Judd Apatow
Note: This review is from 2017
It has to say something about the addictive pull of stand-up that even a hugely wealthy Hollywood producer like Judd Apatow finds himself drawn back to the mic.
Maybe the $90million mogul feels he has something to prove that backing hits such as Knocked Up, The 40-Year-Old Virgin and Trainwreck isn't fulfilling. Certainly, he says that recording a special has been a childhood dream – and now, after a couple of years back in the clubs where he started his career, that dream has come true, courtesy of Netflix and the show recorded at Just For Laughs in Montreal yesterday.
The result? A reasonable effort, but not a great one. ‘Judd Apatow’ is unlikely to be anyone’s answer to ‘Who's your favourite comedian?’ But Adam Sandler’s former room-mate will have proved himself to his peers, and possibly himself.
Strong routines sit next to more workmanlike ones, while others feel like talkshow anecdotes with ideas above their station. The time Kayne West complained about the jacket he was asked to wear on Anchorman 2, for example.
There’s more to his similarly name-droppy story about meeting Robert De Niro, while at least in encounters with Paul McCartney, Barack Obama and the New York Mets, he plays on his social awkwardness to make himself seem a little more relatable – he’s still the weird kid who no one picked for sports at heart – even if his modern-day faux pas don’t really seem that bad.
Stories of his domestic life score higher, from a gloriously graphic scatological tale that would have been deemed ‘too much’ for any gross-out comedy movie, to his ineffectual attempts to assert his authority over his teenage daughters, the easily triggered snowflakes, one of whom provides no support when he needs it in his time of need.

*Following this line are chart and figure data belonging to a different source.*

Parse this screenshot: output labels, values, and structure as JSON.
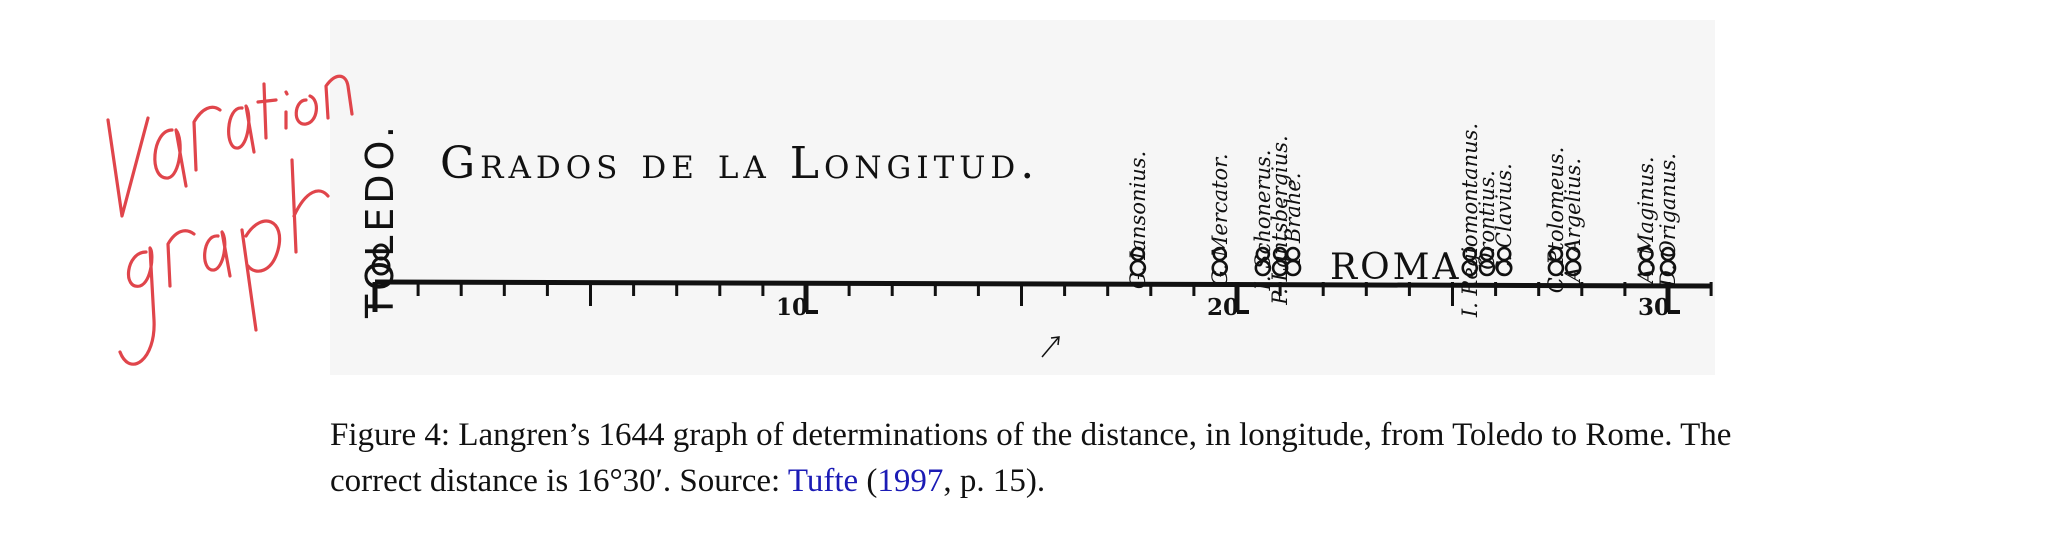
{
  "figure": {
    "toledo_label": "TOLEDO.",
    "title": "Grados de la Longitud.",
    "roma_label": "ROMA",
    "tick_labels": [
      "10",
      "20",
      "30"
    ],
    "astronomers": [
      {
        "name": "G. Iansonius.",
        "longitude": 17.7
      },
      {
        "name": "G. Mercator.",
        "longitude": 19.6
      },
      {
        "name": "I. Schonerus.",
        "longitude": 20.6
      },
      {
        "name": "P. Lantsbergius.",
        "longitude": 21.0
      },
      {
        "name": "T. Brahe.",
        "longitude": 21.3
      },
      {
        "name": "I. Regiomontanus.",
        "longitude": 25.4
      },
      {
        "name": "Orontius.",
        "longitude": 25.8
      },
      {
        "name": "C. Clavius.",
        "longitude": 26.2
      },
      {
        "name": "C. Ptolomeus.",
        "longitude": 27.4
      },
      {
        "name": "A. Argelius.",
        "longitude": 27.8
      },
      {
        "name": "A. Maginus.",
        "longitude": 29.5
      },
      {
        "name": "D. Origanus.",
        "longitude": 30.0
      }
    ],
    "annotation": "Variation graph",
    "annotation_color": "#e0454b"
  },
  "caption": {
    "text_before": "Figure 4: Langren’s 1644 graph of determinations of the distance, in longitude, from Toledo to Rome. The correct distance is 16°30′. Source: ",
    "author": "Tufte",
    "open_paren": " (",
    "year": "1997",
    "text_after": ", p. 15).",
    "link_color": "#1b1bb5"
  }
}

As a ‘liberal Hollywood asshole’ himself, he has something to say about Trump’s ‘grab ‘em by the pussy’ boast, and even if you think that’s an overdone subject, Apatow believes we should be reminded of his sex-assault advocacy every single day. Fair point.
And Apatow can sometimes find new gold in well-panned streams, even the difference between the male and female orgasm.

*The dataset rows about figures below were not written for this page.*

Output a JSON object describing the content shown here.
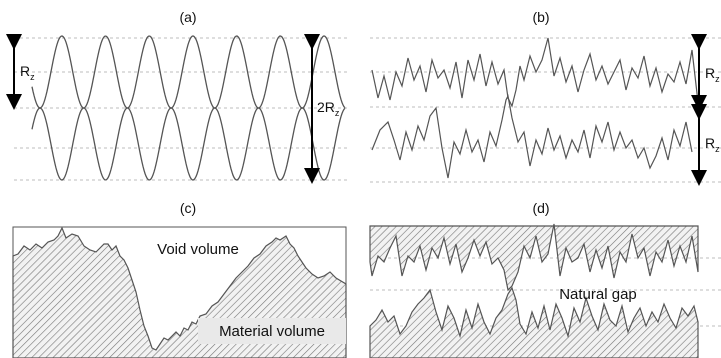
{
  "panels": {
    "a": {
      "label": "(a)",
      "rz_label": "R",
      "rz_sub": "z",
      "two_rz_label": "2R",
      "two_rz_sub": "z"
    },
    "b": {
      "label": "(b)",
      "rz_label": "R",
      "rz_sub": "z"
    },
    "c": {
      "label": "(c)",
      "void_label": "Void volume",
      "material_label": "Material volume"
    },
    "d": {
      "label": "(d)",
      "gap_label": "Natural gap"
    }
  },
  "colors": {
    "line": "#555555",
    "dash": "#bdbdbd",
    "hatch": "#777777",
    "arrow": "#000000"
  }
}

He also offers the first sighting in years of material about Viagra, but even if the premise is pedestrian, there are enjoyably graphic turns of phrase in the description. No wonder he got his toehold in Hollywood as a writer. Ditto for his description of how Instagram would have worked in an analogue age, a familiar set-up which avoids the Route 1 execution.

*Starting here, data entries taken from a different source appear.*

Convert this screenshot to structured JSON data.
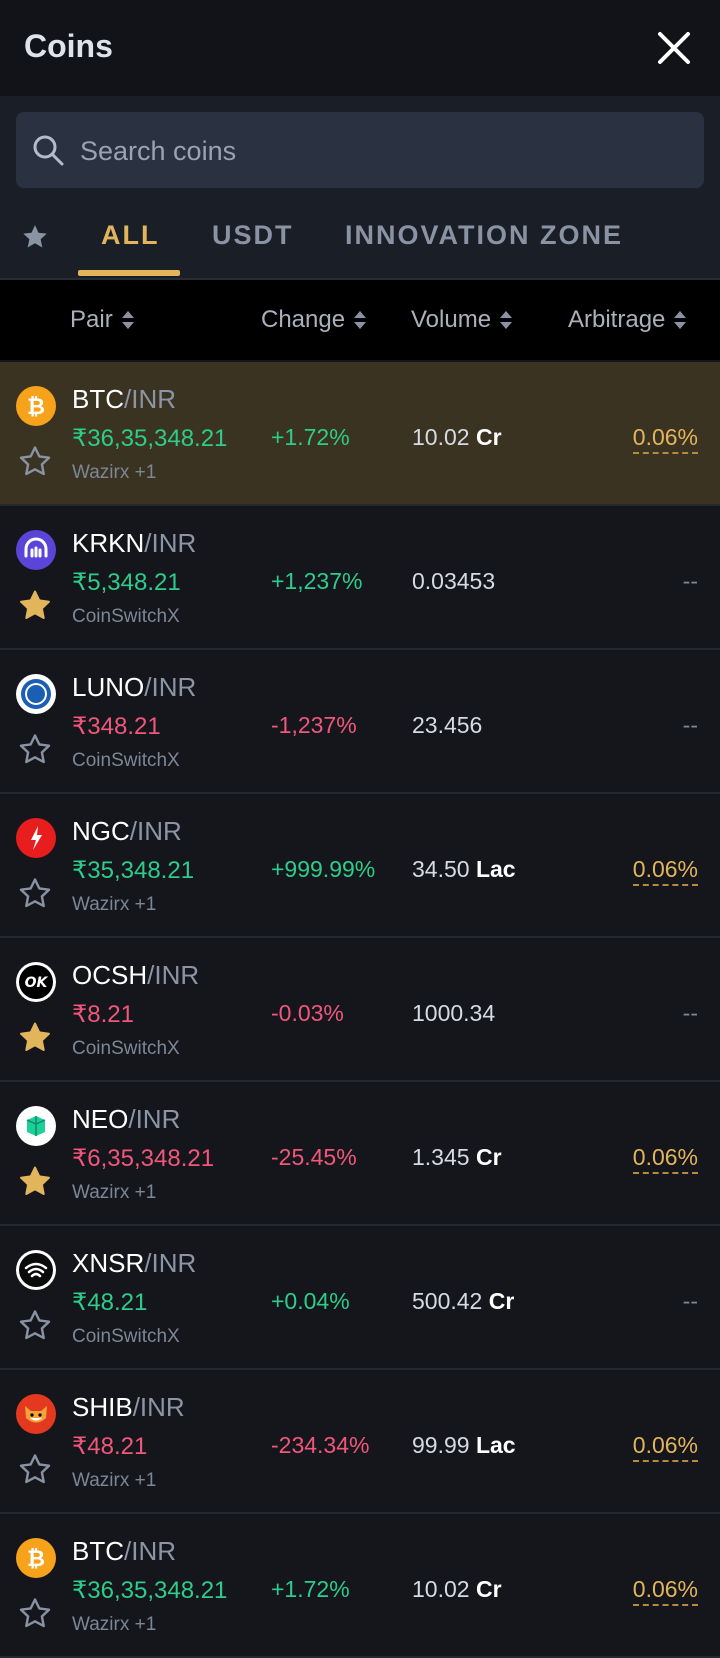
{
  "header": {
    "title": "Coins"
  },
  "search": {
    "placeholder": "Search coins"
  },
  "tabs": [
    {
      "label": "ALL",
      "active": true
    },
    {
      "label": "USDT",
      "active": false
    },
    {
      "label": "INNOVATION ZONE",
      "active": false
    }
  ],
  "columns": {
    "pair": "Pair",
    "change": "Change",
    "volume": "Volume",
    "arbitrage": "Arbitrage"
  },
  "colors": {
    "accent": "#e2b45c",
    "up": "#2ecc8a",
    "down": "#f0577a",
    "background": "#14161c"
  },
  "rows": [
    {
      "base": "BTC",
      "quote": "/INR",
      "price": "₹36,35,348.21",
      "direction": "up",
      "exchange": "Wazirx +1",
      "change": "+1.72%",
      "volume": "10.02",
      "volume_unit": "Cr",
      "arbitrage": "0.06%",
      "favorite": false,
      "icon": "bitcoin-icon",
      "highlighted": true
    },
    {
      "base": "KRKN",
      "quote": "/INR",
      "price": "₹5,348.21",
      "direction": "up",
      "exchange": "CoinSwitchX",
      "change": "+1,237%",
      "volume": "0.03453",
      "volume_unit": "",
      "arbitrage": "--",
      "favorite": true,
      "icon": "kraken-icon",
      "highlighted": false
    },
    {
      "base": "LUNO",
      "quote": "/INR",
      "price": "₹348.21",
      "direction": "down",
      "exchange": "CoinSwitchX",
      "change": "-1,237%",
      "volume": "23.456",
      "volume_unit": "",
      "arbitrage": "--",
      "favorite": false,
      "icon": "luno-icon",
      "highlighted": false
    },
    {
      "base": "NGC",
      "quote": "/INR",
      "price": "₹35,348.21",
      "direction": "up",
      "exchange": "Wazirx +1",
      "change": "+999.99%",
      "volume": "34.50",
      "volume_unit": "Lac",
      "arbitrage": "0.06%",
      "favorite": false,
      "icon": "ngc-icon",
      "highlighted": false
    },
    {
      "base": "OCSH",
      "quote": "/INR",
      "price": "₹8.21",
      "direction": "down",
      "exchange": "CoinSwitchX",
      "change": "-0.03%",
      "volume": "1000.34",
      "volume_unit": "",
      "arbitrage": "--",
      "favorite": true,
      "icon": "ocsh-icon",
      "highlighted": false
    },
    {
      "base": "NEO",
      "quote": "/INR",
      "price": "₹6,35,348.21",
      "direction": "down",
      "exchange": "Wazirx +1",
      "change": "-25.45%",
      "volume": "1.345",
      "volume_unit": "Cr",
      "arbitrage": "0.06%",
      "favorite": true,
      "icon": "neo-icon",
      "highlighted": false
    },
    {
      "base": "XNSR",
      "quote": "/INR",
      "price": "₹48.21",
      "direction": "up",
      "exchange": "CoinSwitchX",
      "change": "+0.04%",
      "volume": "500.42",
      "volume_unit": "Cr",
      "arbitrage": "--",
      "favorite": false,
      "icon": "xnsr-icon",
      "highlighted": false
    },
    {
      "base": "SHIB",
      "quote": "/INR",
      "price": "₹48.21",
      "direction": "down",
      "exchange": "Wazirx +1",
      "change": "-234.34%",
      "volume": "99.99",
      "volume_unit": "Lac",
      "arbitrage": "0.06%",
      "favorite": false,
      "icon": "shiba-icon",
      "highlighted": false
    },
    {
      "base": "BTC",
      "quote": "/INR",
      "price": "₹36,35,348.21",
      "direction": "up",
      "exchange": "Wazirx +1",
      "change": "+1.72%",
      "volume": "10.02",
      "volume_unit": "Cr",
      "arbitrage": "0.06%",
      "favorite": false,
      "icon": "bitcoin-icon",
      "highlighted": false
    }
  ]
}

Yet there’s not quite the momentum nor the consistency to make this show stand out. Apatow probably recorded half an hour or so more than needed for the special – and good job, too, since there’s fat to be cut. The finished product should be tighter… that’s both a prediction and a suggestion.
But it feels, on a personal level, as if he has addressed the unfinished business of the stand-up career he put on hold to make his fortune.